Stay tuned for more "PC idiocy" from The Switch.

On Thursday, I argued that allowing Comcast to acquire Time Warner Cable would be bad for the free market. But reader georgewashington2 contends that companies like Comcast enjoy more competition than is generally appreciated: "The cable industry does not enjoy a monopoly over retail telecom. The consumer can choose between broadcast, satellite, a competitive cable company and the telco. This is 2014, not 1967."

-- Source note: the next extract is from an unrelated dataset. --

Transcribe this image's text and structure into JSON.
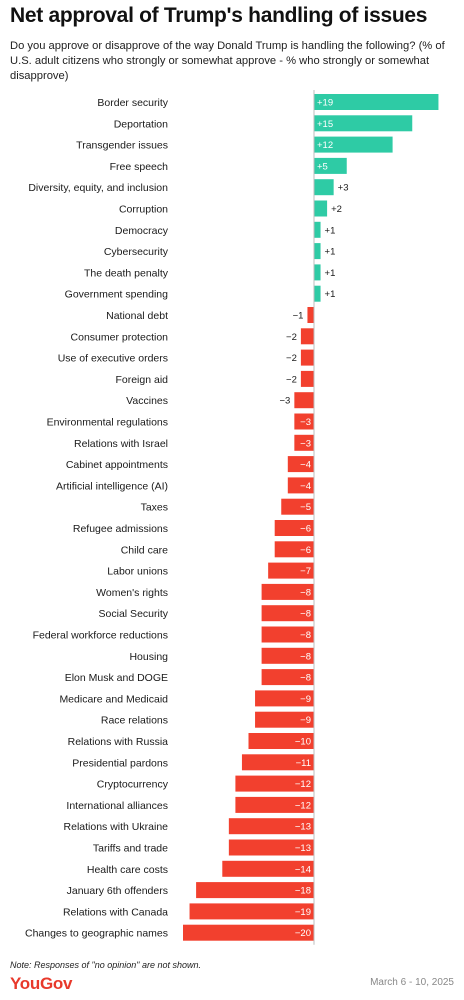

But gabrieljmichael disagrees. "You've elided the distinction between video, voice, and Internet in your services," he writes. "Increasingly Internet is the only service that is relevant. DSL is not really a viable option anymore - the speeds are too slow, and the coverage is not particularly good. Because of the problems with satellite, the only reasonable option for most people is cable, unless you happen to be in the small markets served by FiOS/U-Verse. So sure, nominally you have 'four' options for Internet, but in reality you may only have one. That is not competition."

On Friday, Andrea Peterson enumerated 8 things she hated about Windows 8.1. Reader efbrazil offers some perspective on Windows 8's flaws:

I left Microsoft after 12 years there when the Windows 8 plans were underway. It was clear to people on the ground level building the stuff that Windows 8 was Vista revisited.

Both operating systems failed because they were built to compete with a threat to the Windows monopoly instead of focusing on users. Vista was conceived as a way to compete with the Internet. Vista was supposed to have graphics that would put the Web to shame, be the most secure place to keep your information, and be as searchable as the Internet. It was poorly managed, shipped before it was ready, and never focused on end user needs.

As the Internet was to Vista, iOS was to Windows 8. In order to compete they bolted on a secondary operating system that was touch based and cribbed from Windows Phone. Again, there was zero focus on what end users wanted or on getting the job done right before releasing the product. It was all schedule driven as Sinofsky had a prized reputation for shipping on time and maintaining discipline.